2013-08-27 14:40:22 - Humans have been collecting honey for food, for more than 8,000 years and production is on the increase. Today though, honey contamination, adulteration and honey-bee colony losses pose a raft of twentieth century challenges.
Honey’s properties as a natural product make it very popular. However, bee products are polluted via different sources of contamination. The main concerns for the industry relate to pesticides, antibiotics and microorganisms.
Honey’s Numerous Contaminants
Pesticides are used to control bee diseases and pests in apiculture with uncontrolled administration and application without approved protocols. The use of chemicals inside a beehive risks direct contamination of honey. Uncontrolled application can cause contamination to the environment, animals and humans. More than 150 different pesticides have been identified in colony samples.
Antibiotics are used to treat bacterial diseases in the hive. As a result, traces can be found in the honey itself. Antibiotic residues are predominantly the result of improper beekeeping practices and have been found
to be above the regulatory standards for food.
Bacteria, moulds and yeast microbes are also found in honey. They can affect honey quality and safety. Fortunately, most bacteria and microbes cannot grow or reproduce in honey but spore forming microorganisms can survive in honey for a long time.
Honey & Beekeeping - Sources of Contamination
Types of Honey Contamination
- Environmental contaminants.
- Heavy metals.
- Radioactive isotopes.
- Organic pollutants.
- Pesticides (insecticides, fungicides, herbicides and bactericides).
- Pathogenic bacteria.
- Genetically modified organisms.
Source: The Scientific World Journal, Article ID 930849 ( www.hindawi.com/journals/tswj/2012/930849/
Cases of Honey Adulteration and Contamination
Because of its high nutritional value and unique flavor, the price of natural bee honey is relatively much higher than that of other sweeteners, and susceptible to adulteration with cheaper sweeteners.

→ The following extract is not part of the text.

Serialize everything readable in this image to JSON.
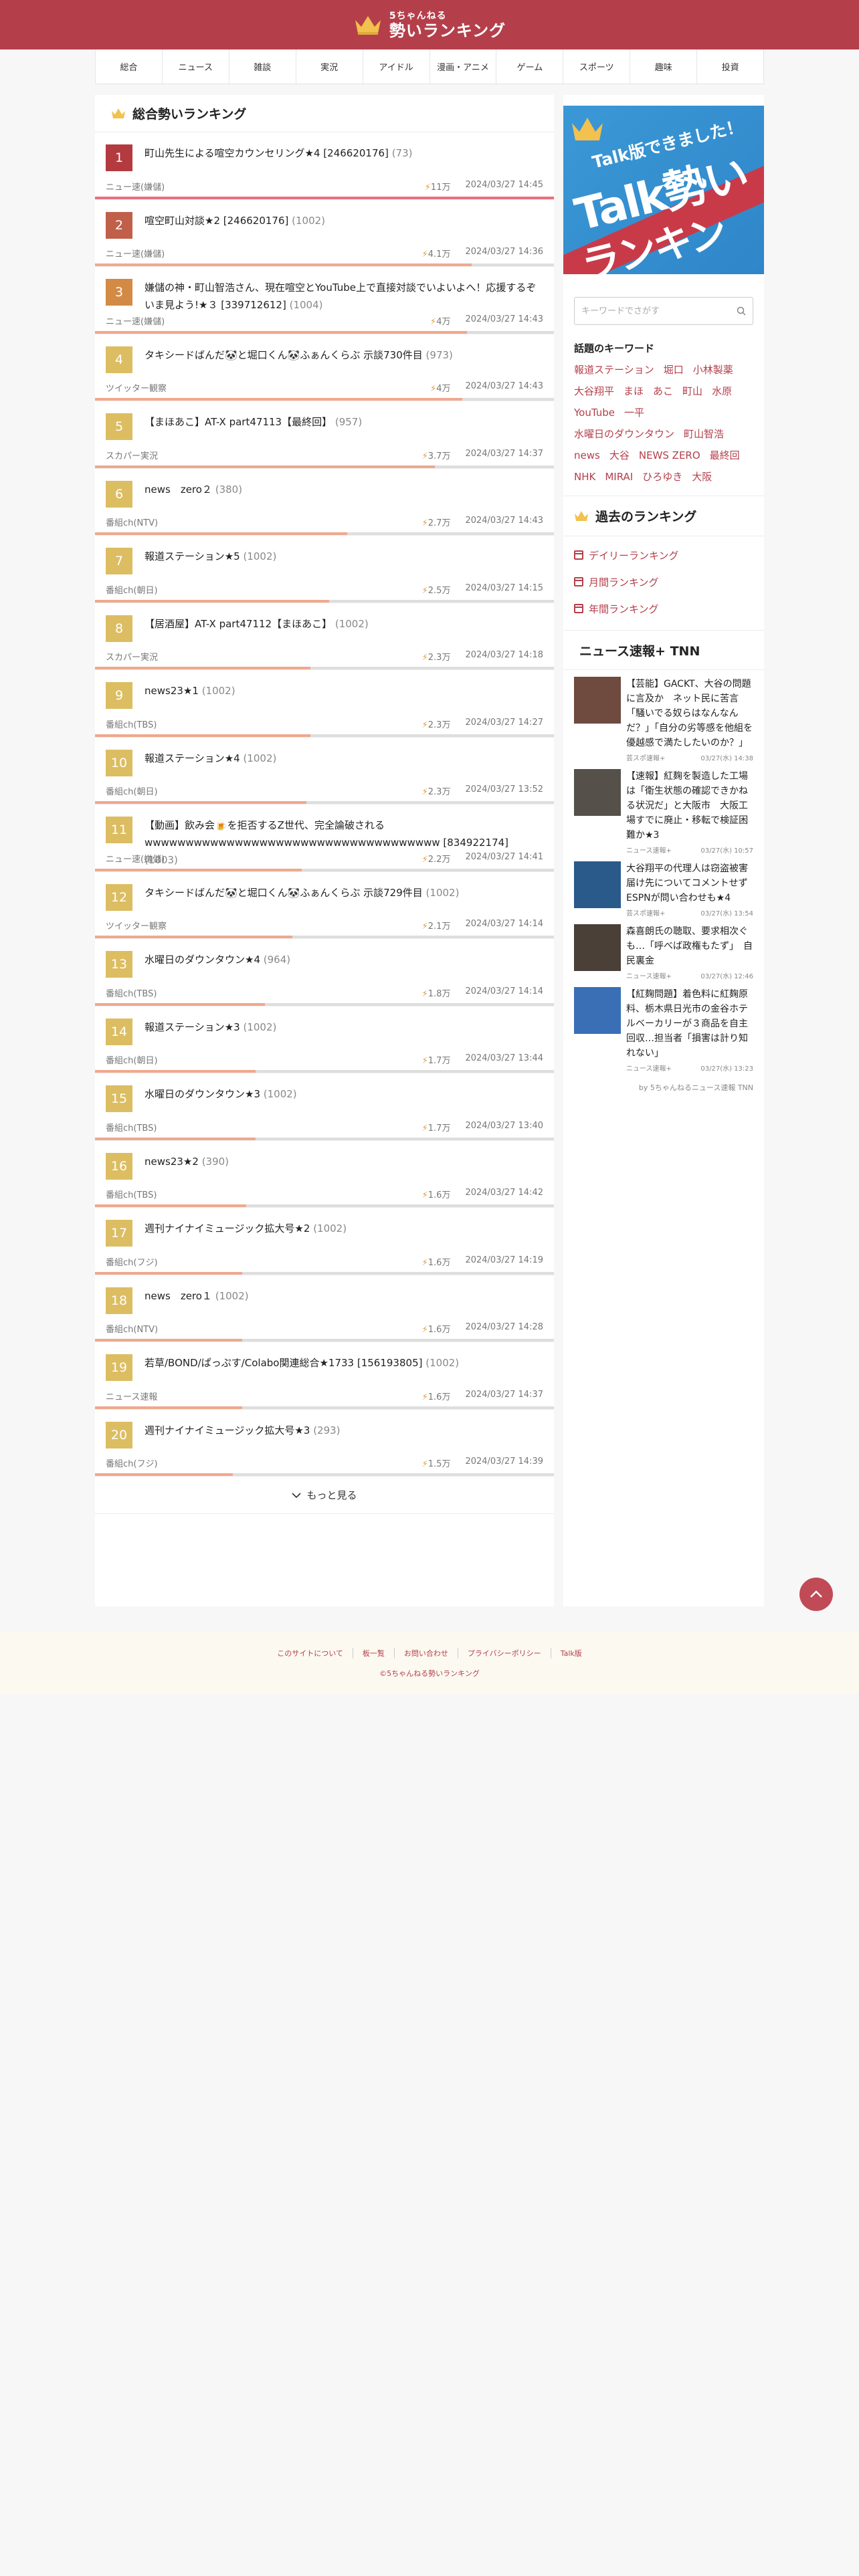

Sugar syrups and molasses inverted by acids or enzymes from corn, sugar cane, sugar beet and syrups of natural origin such as maple have all been detected in adulterated honeys.
In recent years, the market has seen the introduction of legislation to ensure honey quality and consumer safety in major markets. Between 2002 and 2004 honey originating from China was banned in the EU, due to contamination with antibiotics. In 2001, the USA introduced an anti-dumping duty on Chinese honey, which was linked to the EU ban. According to a 2011 US report, there is strong suspicion that a considerable portion of imports from India are of Chinese origin raising the need for identification of geographical origin.
Honey Export Regulations
Supporting these policies, the EU and USA have introduced regulations to guide and qualify exporters before honey can be traded to these important markets.
In the EU, exporters must meet the requirements of European Commission Regulations No 178/2002, No 852/2004 and No 853/2004 and have an HACCP ( www.sgs.com/en/Consumer-Goods-Retail/Food/Primary-Production/Oth ..
) based food safety system implemented. Maximum residue limits (MRL) for pesticides are listed in Regulation No 396/2005. The EU’s standard for antibiotics in food stipulates that each antibiotic must have an MRL, as listed in Regulation No 37/2010 before it can be used on a food-producing species. However, there are no MRLs for honey, which means the use of antibiotics for the treatment of honey-bees is not allowed. All honey exported to the EU must be monitored for residues in compliance with Directive 96/23/ EC. Moreover, the honey must be the product of one of the countries allowed to send honey to the EU.
In the US, there are no import restrictions specific to honey. However, exporters must comply with US food standards in relation to food safety and the use of additives and veterinary medicines. MRLs for antibiotics in food are set by the US Food and Drug Administration (USFDA).